THE "TWO-COW EXPLANATION" OF WHAT MAKES...
A SOCIALIST:
You have two cows. The government takes one and gives it
to your neighbor.
A REPUBLICAN:
You have two cows. Your neighbor has none. So what?
A DEMOCRAT:
You have two cows. Your neighbor has none. You feel guilty
for being successful. You vote people into office who tax
your cows, forcing you to sell one to raise money to pay the
tax. The people you voted for then take the tax money and buy
a cow and give it to your neighbor. You feel righteous.
A COMMUNIST:
You have two cows. The government seizes both and provides
you with milk.
A FASCIST:
You have two cows. The government seizes both and sells you
the milk. You join the underground and start a campaign of
sabotage.
DEMOCRACY, AMERICAN STYLE:
You have two cows. The government taxes you to the point you
have to sell both to support a man in a foreign country who
has only one cow, which was a gift from your government.

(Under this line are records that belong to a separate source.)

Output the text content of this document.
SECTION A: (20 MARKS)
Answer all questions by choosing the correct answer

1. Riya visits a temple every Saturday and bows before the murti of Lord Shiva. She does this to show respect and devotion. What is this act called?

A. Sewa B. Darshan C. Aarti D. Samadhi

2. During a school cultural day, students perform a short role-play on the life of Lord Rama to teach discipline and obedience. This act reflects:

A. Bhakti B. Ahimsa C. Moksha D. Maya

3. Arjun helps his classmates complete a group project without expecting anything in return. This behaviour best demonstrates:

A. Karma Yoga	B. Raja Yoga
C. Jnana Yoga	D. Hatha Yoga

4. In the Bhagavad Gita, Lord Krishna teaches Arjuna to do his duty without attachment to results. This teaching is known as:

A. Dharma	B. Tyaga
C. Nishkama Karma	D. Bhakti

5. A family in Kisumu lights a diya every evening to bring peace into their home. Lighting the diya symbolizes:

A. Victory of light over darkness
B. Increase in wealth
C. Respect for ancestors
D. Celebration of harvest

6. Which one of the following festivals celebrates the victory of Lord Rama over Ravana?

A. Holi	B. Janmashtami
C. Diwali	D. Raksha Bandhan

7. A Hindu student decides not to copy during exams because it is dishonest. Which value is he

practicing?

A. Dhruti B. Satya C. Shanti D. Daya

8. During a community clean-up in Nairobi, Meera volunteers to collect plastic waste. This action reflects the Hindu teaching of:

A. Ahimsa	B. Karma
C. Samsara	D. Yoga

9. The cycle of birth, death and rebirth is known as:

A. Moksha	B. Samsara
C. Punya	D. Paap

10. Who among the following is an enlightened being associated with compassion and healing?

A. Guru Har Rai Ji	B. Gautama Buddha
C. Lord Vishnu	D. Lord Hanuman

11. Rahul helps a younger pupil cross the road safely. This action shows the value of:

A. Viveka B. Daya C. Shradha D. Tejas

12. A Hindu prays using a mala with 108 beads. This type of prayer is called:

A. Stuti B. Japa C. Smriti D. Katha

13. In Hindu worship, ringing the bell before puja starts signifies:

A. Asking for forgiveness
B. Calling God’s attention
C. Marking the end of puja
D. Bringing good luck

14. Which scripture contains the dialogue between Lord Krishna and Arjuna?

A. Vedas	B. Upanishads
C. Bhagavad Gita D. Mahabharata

CAPITALISM, AMERICAN STYLE:
You have two cows. You sell one, buy a bull, and build a
herd of cows.
BUREAUCRACY, AMERICAN STYLE:
You have two cows. The government takes them both, shoots
one, milks the other, pays you for the milk, then pours the
milk down the drain.
AN AMERICAN CORPORATION:
You have two cows. You sell one, and force the other to
produce the milk of four cows. You are surprised when the cow
drops dead.
A FRENCH CORPORATION:
You have two cows. You go on strike because you want three
cows.
A JAPANESE CORPORATION:
You have two cows. You redesign them so they are one-tenth
the size of an ordinary cow and produce twenty times the
milk.
A GERMAN CORPORATION:
You have two cows. You reengineer them so they live for 100
years, eat once a month, and milk themselves.
AN ITALIAN CORPORATION:
You have two cows but you don't know where they are. You
break for lunch.
A RUSSIAN CORPORATION:
You have two cows. You count them and learn you have five
cows. You count them again and learn you have 42 cows. You
count them again and learn you have 12 cows. You stop
counting cows and open another bottle of vodka.
A MEXICAN CORPORATION:
You think you have two cows, but you don't know what a cow
looks like. You take a nap.
A SWISS CORPORATION:
You have 5000 cows, none of which belongs to you. You charge
for storing them for others.
A BRAZILIAN CORPORATION:
You have two cows. You enter into a partnership with an
American corporation. Soon you have 1000 cows and the
American corporation declares bankruptcy.
AN INDIAN CORPORATION:
You have two cows. You worship them.